What were these differences in theory which separated the Bolsheviks from the Mensheviks and other revolutionary groups at this stage? And what had paralysed the local Bolsheviks before Lenin’s arrival? And again, why had the Soviet, after having the power in its hands, made it over to the old-fashioned and conservative Duma? I cannot go into these questions deeply, but we must give them some thought if we are to understand the continually changing drama of Petrograd and Russia in 1917.
Karl Marx’s theory of human change and progress, called the “materialist conception of history”, was based on new social forms taking the place of old forms as these latter became out of date. As the methods of technical production improved, the economic and political organization of society gradually caught up to them. The way this took place was by continual class struggles between the dominant class and the exploited classes. Thus the old feudal class had given place in western Europe to the bourgeo
isie, which now controlled the economic and political structure in England, France, Germany, etc., and which, in its turn, would give place to the working class.
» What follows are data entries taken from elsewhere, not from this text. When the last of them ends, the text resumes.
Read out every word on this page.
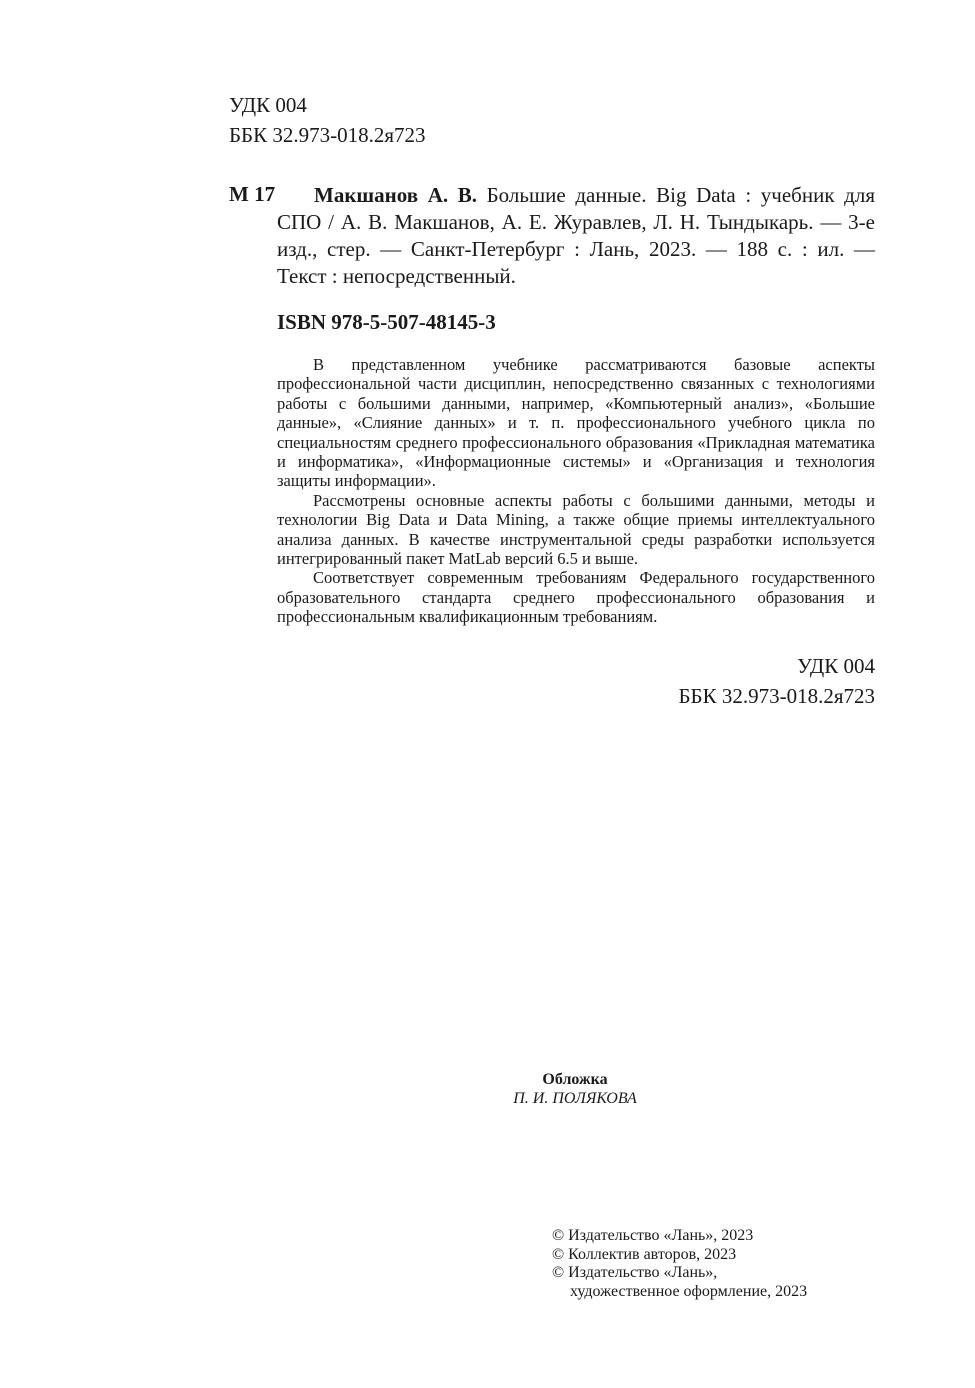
УДК 004
ББК 32.973-018.2я723
М 17	Макшанов А. В. Большие данные. Big Data : учебник для СПО / А. В. Макшанов, А. Е. Журавлев, Л. Н. Тындыкарь. — 3-е изд., стер. — Санкт-Петербург : Лань, 2023. — 188 с. : ил. — Текст : непосредственный.
ISBN 978-5-507-48145-3

В представленном учебнике рассматриваются базовые аспекты профессиональной части дисциплин, непосредственно связанных с технологиями работы с большими данными, например, «Компьютерный анализ», «Большие данные», «Слияние данных» и т. п. профессионального учебного цикла по специальностям среднего профессионального образования «Прикладная математика и информатика», «Информационные системы» и «Организация и технология защиты информации».

Рассмотрены основные аспекты работы с большими данными, методы и технологии Big Data и Data Mining, а также общие приемы интеллектуального анализа данных. В качестве инструментальной среды разработки используется интегрированный пакет MatLab версий 6.5 и выше.

Соответствует современным требованиям Федерального государственного образовательного стандарта среднего профессионального образования и профессиональным квалификационным требованиям.

УДК 004
ББК 32.973-018.2я723
Обложка
П. И. ПОЛЯКОВА
© Издательство «Лань», 2023
© Коллектив авторов, 2023
© Издательство «Лань»,
художественное оформление, 2023
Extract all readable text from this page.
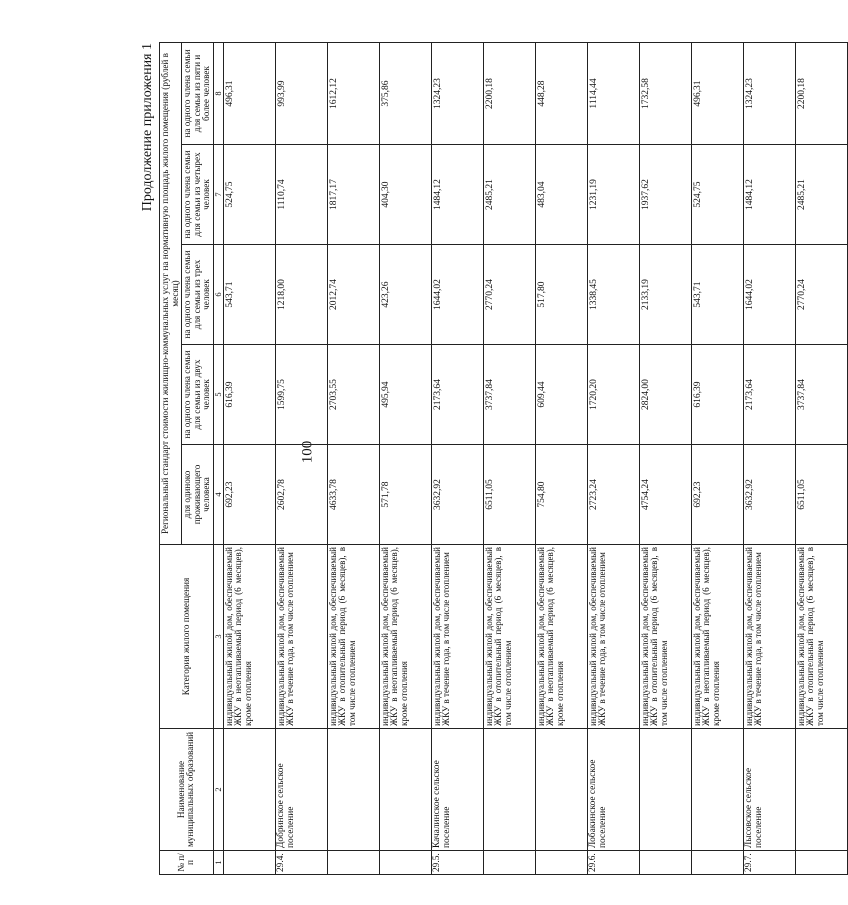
100
Продолжение приложения 1
№ п/п	Наименование муниципальных образований	Категория жилого помещения	Региональный стандарт стоимости жилищно-коммунальных услуг на нормативную площадь жилого помещения (рублей в месяц)				
			для одиноко проживающего человека	на одного члена семьи для семьи из двух человек	на одного члена семьи для семьи из трех человек	на одного члена семьи для семьи из четырех человек	на одного члена семьи для семьи из пяти и более человек
1	2	3	4	5	6	7	8
		индивидуальный жилой дом, обеспечиваемый ЖКУ в неотапливаемый период (6 месяцев), кроме отопления	692,23	616,39	543,71	524,75	496,31
29.4.	Добринское сельское поселение	индивидуальный жилой дом, обеспечиваемый ЖКУ в течение года, в том числе отоплением	2602,78	1599,75	1218,00	1110,74	993,99
		индивидуальный жилой дом, обеспечиваемый ЖКУ в отопительный период (6 месяцев), в том числе отоплением	4633,78	2703,55	2012,74	1817,17	1612,12
		индивидуальный жилой дом, обеспечиваемый ЖКУ в неотапливаемый период (6 месяцев), кроме отопления	571,78	495,94	423,26	404,30	375,86
29.5.	Качалинское сельское поселение	индивидуальный жилой дом, обеспечиваемый ЖКУ в течение года, в том числе отоплением	3632,92	2173,64	1644,02	1484,12	1324,23
		индивидуальный жилой дом, обеспечиваемый ЖКУ в отопительный период (6 месяцев), в том числе отоплением	6511,05	3737,84	2770,24	2485,21	2200,18
		индивидуальный жилой дом, обеспечиваемый ЖКУ в неотапливаемый период (6 месяцев), кроме отопления	754,80	609,44	517,80	483,04	448,28
29.6.	Лобакинское сельское поселение	индивидуальный жилой дом, обеспечиваемый ЖКУ в течение года, в том числе отоплением	2723,24	1720,20	1338,45	1231,19	1114,44
		индивидуальный жилой дом, обеспечиваемый ЖКУ в отопительный период (6 месяцев), в том числе отоплением	4754,24	2824,00	2133,19	1937,62	1732,58
		индивидуальный жилой дом, обеспечиваемый ЖКУ в неотапливаемый период (6 месяцев), кроме отопления	692,23	616,39	543,71	524,75	496,31
29.7.	Лысовское сельское поселение	индивидуальный жилой дом, обеспечиваемый ЖКУ в течение года, в том числе отоплением	3632,92	2173,64	1644,02	1484,12	1324,23
		индивидуальный жилой дом, обеспечиваемый ЖКУ в отопительный период (6 месяцев), в том числе отоплением	6511,05	3737,84	2770,24	2485,21	2200,18
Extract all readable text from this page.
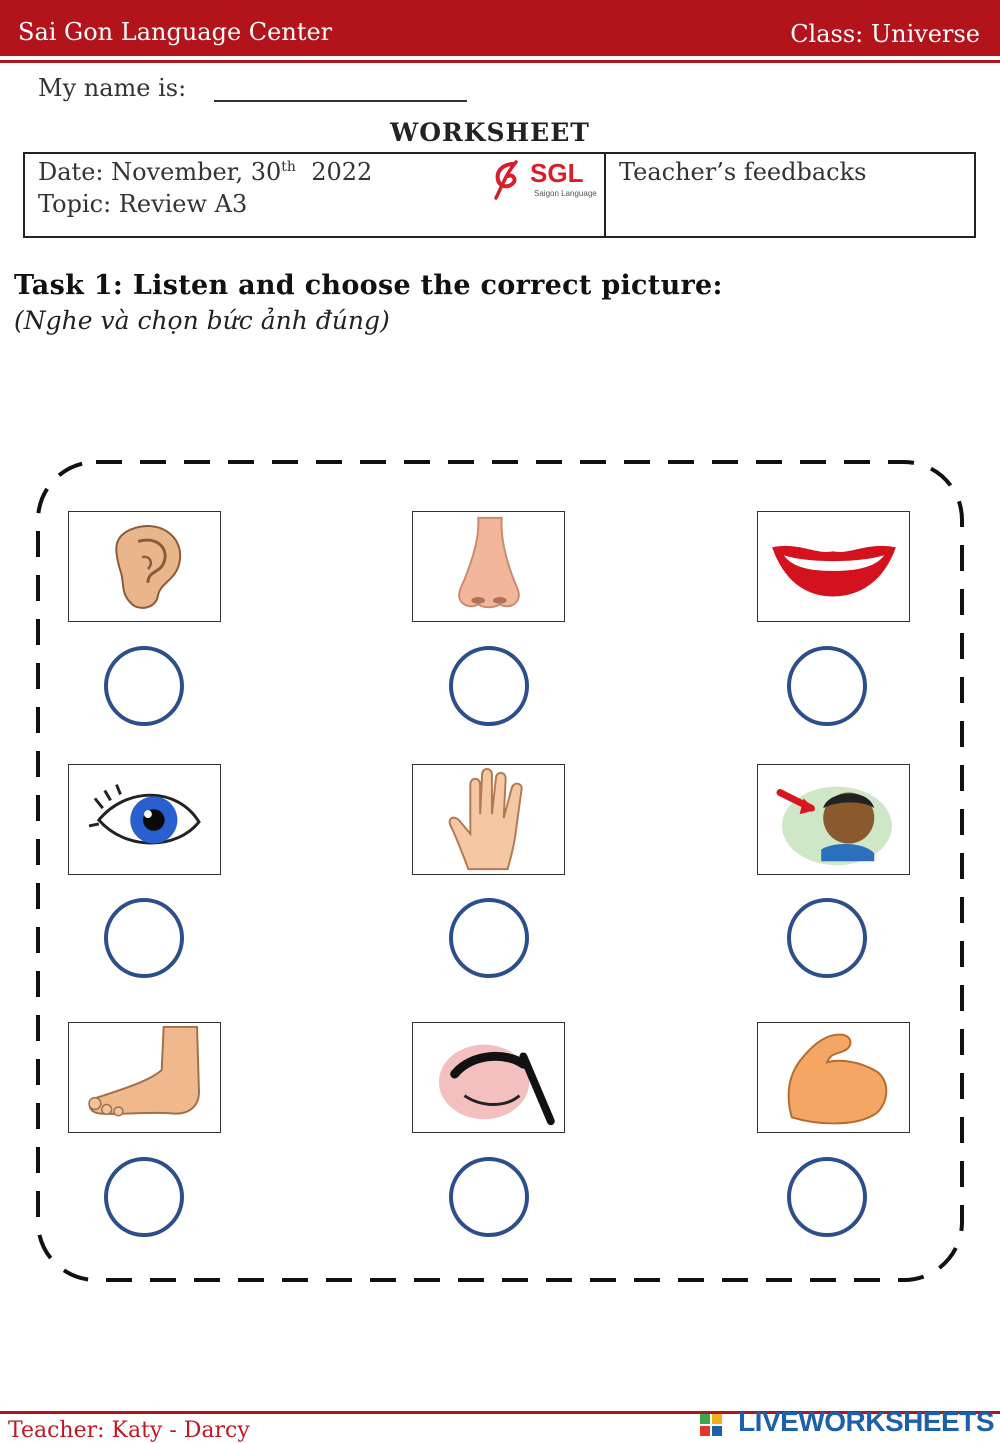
Sai Gon Language Center	Class: Universe
My name is:
WORKSHEET
Date: November, 30th 2022
Topic: Review A3
Teacher’s feedbacks
SGL
Saigon Language
Task 1: Listen and choose the correct picture:
(Nghe và chọn bức ảnh đúng)
Teacher: Katy - Darcy	LIVEWORKSHEETS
In Russia the feudal class was still in command, and the change which had put the bourgeoisie in power in western Europe had not yet taken place. Most Marxists therefore thought that, inevitably, Russia would have to pass through this bourgeois and parliamentary stage before it could proceed to the last stage of the workers’ republic. The middle stage could not be jumped over, according to them. Lenin himself, prior to the revolution of March 1917, had laid down an intermediate policy of co-operating with the peasants (and not opposing the bourgeoisie) against the Tsar and the landowners, for a bourgeois revolution.
The Bolsheviks and Mensheviks and all believers in Marx’s theories were therefore full of this idea of having a bourgeois democratic republic after the English or French pattern. The leading workers’ representatives also thought this inevitable, and it was because of this that the Soviet, instead of keeping power in its own hands, went and offered it to the Duma. These people, as is so often the case with all of us, had become the slaves of their own doctrines, and could not see that a new situation had arisen, which demanded a different policy or at any rate a different adaptation of the old policy. The masses were far more revolutionary than the leaders. The Mensheviks, who controlled the Soviet, even went so far as to say that the working class should not raise any social question then; their immediate task was to achieve political freedom. The Bolsheviks temporized. The March revolution succeeded in spite of its hesitating and cautious leaders.
With Lenin’s arrival all this was changed. He sensed the position immediately and, with the genius of true leadership, adapted the Marxian programme accordingly. The fight was to be against capitalism itself now for the rule of the working class in co-operation with the poorer peasantry. The three immediate slogans of the Bolsheviks became (1) democratic republic, (2) confiscation of the landed estates, and (3) an eight-hour day for the workers. Immediately, these slogans brought reality into the struggle for the peasantry and workers. It was not a vague and empty ideal for them; it meant life and hope.